Читаем Alfred Hitchcock’s Mystery Magazine. Vol. 7, No. 9, September 1962 полностью

“Oh, just little things. Getting his shoes muddy and forgetting to put his things away.”

Ann’s eyes twinkled. “What’s so wrong with that? As a matter of fact, she doesn’t sound very different from me, or any other mother.”

Holly continued in the same earnest manner, “But she won’t let him alone, She always wants him to do what she thinks is best for him and not what he’d really like to do at all. And another thing, she can’t stand a bit of dust anywhere. She really works poor Clara... the maid... terribly hard. I think Clara would’ve left a long time ago if it hadn’t been for Mr. Pettingill and Charlie.” She stroked Clara’s blond pompadour. “I want you to make Clara a beautiful dress with a parasol to match.”

Ann’s mouth turned up. “But, darling, she’s the maid.”

Holly said stubbornly, “I don’t care. Besides, she doesn’t have to work on Sundays, and she always takes Charlie for a walk in the park after church. Sometimes Mr. Pettingill goes along with them, too. So she needs a pretty dress.”

“And what about the new clothes for Mrs. Pettingill?”

Holly was indifferent. “Oh, you don’t have to bother with her. What she has on is all right.”

Ann felt curiously defensive about the mother doll. She couldn’t understand Holly’s hostile attitude toward Mrs. Pettingill. More to herself than to her daughter, Ann replied, “The mother’s dress could be dark blue... taffeta, I think. With a white lace collar.”

“I think I’ll read for a while.” Holly rose, and went over to the bookcase under the dormer window.

Ann knew that she was being dismissed. She got to her feet and started to leave when Holly added, “I’d like Clara’s dress to be pink with a real full skirt and ruffles around the bottom. Charlie and Mr. Pettingill would like that, too.”

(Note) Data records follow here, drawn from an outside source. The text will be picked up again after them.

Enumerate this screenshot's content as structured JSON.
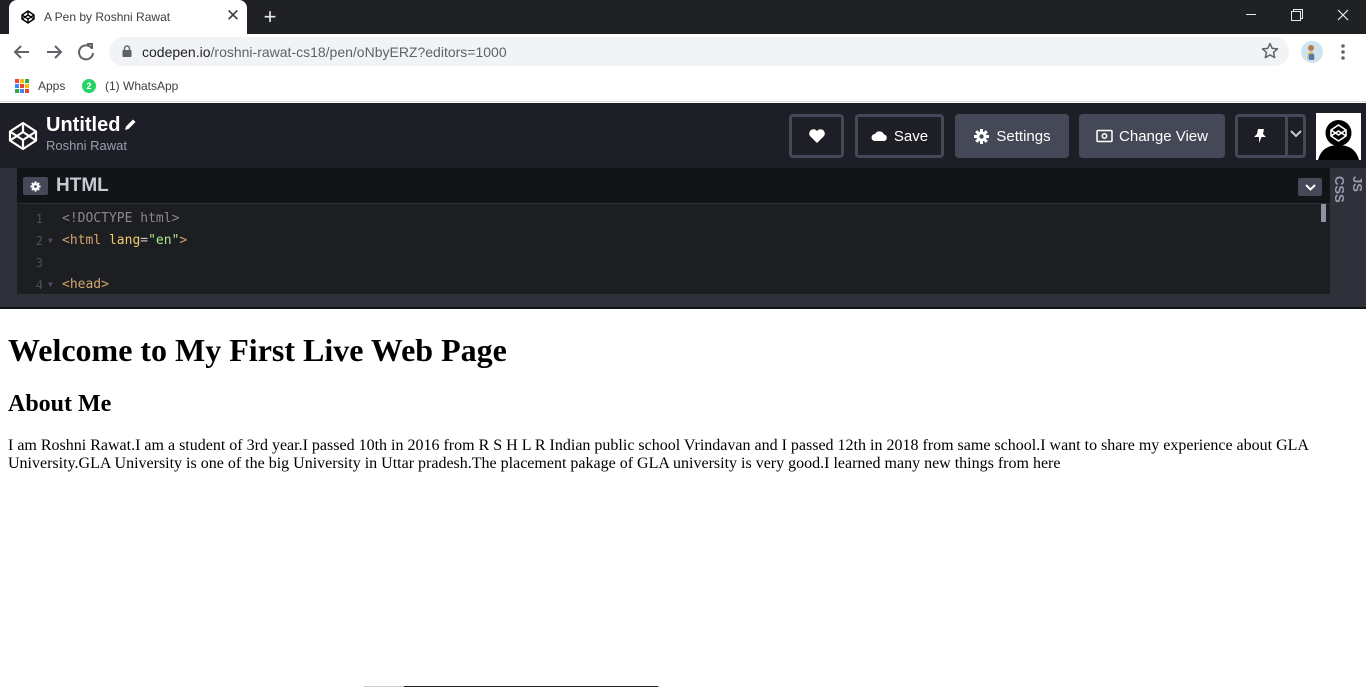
{
  "browser": {
    "tab": {
      "title": "A Pen by Roshni Rawat"
    },
    "address_bar": {
      "domain": "codepen.io",
      "path": "/roshni-rawat-cs18/pen/oNbyERZ?editors=1000"
    },
    "bookmarks": [
      {
        "label": "Apps",
        "icon": "apps-grid-icon"
      },
      {
        "label": "(1) WhatsApp",
        "icon": "whatsapp-icon",
        "badge": "2"
      }
    ]
  },
  "codepen": {
    "pen_title": "Untitled",
    "author": "Roshni Rawat",
    "buttons": {
      "save": "Save",
      "settings": "Settings",
      "change_view": "Change View"
    },
    "editor": {
      "language": "HTML",
      "side_tabs": [
        "CSS",
        "JS"
      ],
      "line_numbers": [
        "1",
        "2",
        "3",
        "4"
      ],
      "lines": [
        {
          "tokens": [
            {
              "t": "<!DOCTYPE html>",
              "k": "doc"
            }
          ]
        },
        {
          "tokens": [
            {
              "t": "<html",
              "k": "tag"
            },
            {
              "t": " lang",
              "k": "attr"
            },
            {
              "t": "=",
              "k": "plain"
            },
            {
              "t": "\"en\"",
              "k": "str"
            },
            {
              "t": ">",
              "k": "tag"
            }
          ]
        },
        {
          "tokens": []
        },
        {
          "tokens": [
            {
              "t": "<head>",
              "k": "tag"
            }
          ]
        }
      ]
    },
    "colors": {
      "header_bg": "#1e1f26",
      "button_bg": "#444857",
      "editor_bg": "#1d1e22"
    }
  },
  "preview": {
    "heading": "Welcome to My First Live Web Page",
    "subheading": "About Me",
    "paragraph": "I am Roshni Rawat.I am a student of 3rd year.I passed 10th in 2016 from R S H L R Indian public school Vrindavan and I passed 12th in 2018 from same school.I want to share my experience about GLA University.GLA University is one of the big University in Uttar pradesh.The placement pakage of GLA university is very good.I learned many new things from here"
  }
}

As Ann changed the linens on the bed in Phil’s and her room she kept thinking about her conversation with Holly. She was pleased, naturally, that her daughter’s imagination had apparently begun to emerge. And yet, it had taken such a strange turn. There was something so... real about the Pettingills. They weren’t at all like the improbably good, pretend families she remembered from her own childhood. Still, they were far more intriguing, and evidently real to Holly.

She went over to a chest, and pulled out the bottom drawer. She rummaged through it, and finally came up with a scrap of Alençon lace. There was more than enough of it for a collar, but the taffeta... She found a piece of dark blue satin. That would do even better. Mrs. Pettingill would be a model of good taste compared with the frilled pink organdy flounces of Clara, with matching parasol.

The following Monday afternoon Ann was in the kitchen making seven-minute frosting when she heard Holly come home from school. Her daughter called from the living room, “Mommy, Sara’s here. Her mother said she could stay ’til five o’clock.”

Ann raised her voice over the clatter of the beater. “Hang up your things in the hall closet.” She expected the girls to come into the kitchen, but shortly she heard them run upstairs. Abruptly she turned off the mixer. Sara was such a helter-skelter sort of child, there was no telling what she might do to the doll house. And there were the new clothes on the Pettingills and Clara. She’d planned to surprise Holly with them, but it wouldn’t be the same now with Sara around. Her face hardened. She would go upstairs anyway.

The two girls didn’t notice her when she came to the doorway. “It’s sort of funny looking,” Sara was saying. “I like my doll house better. Mine’s got electric lights, too.” She seized Mrs. Pettingill by one arm, crushing the leg o’mutton sleeve that Ann had struggled over.

“Put her down,” Ann commanded. The girls started. Ann removed the doll from Sara’s sticky fingers, and as she tried to fluff the sleeve into fullness again, she said coldly, “You’d better play down in the recreation room.”

“But, Mommy,” Holly protested.

“Go ahead. Do as I say.” They left, subdued and silent, but she stayed by the doll house for a time. Finally she returned to the kitchen. Thanks to Sara, the frosting was ruined. She dumped it into the sink, and turned on the water with such force that it soaked her apron.

Holly was so constrained at dinner that night that Phil asked her, “What’s the matter? Something happen at school today?”

“No.” She avoided looking at her mother and addressed Phil, “Can I be excused now?”

He glanced at her plate. She’d hardly touched her food.

“It’s all right.” Ann made the decision for him. As soon as Holly slipped from the dining room, Ann explained, “Sara was over this afternoon. She always overstimulates Holly.”

“I’ve never noticed it before,” he said.

“Well, she does.” Ann pushed back her chair, and began stacking the plates.

“You think Holly might be coming down with something? She’s seemed pretty quiet the last couple of days.”

“I don’t think so. She’s just tired, that’s all.”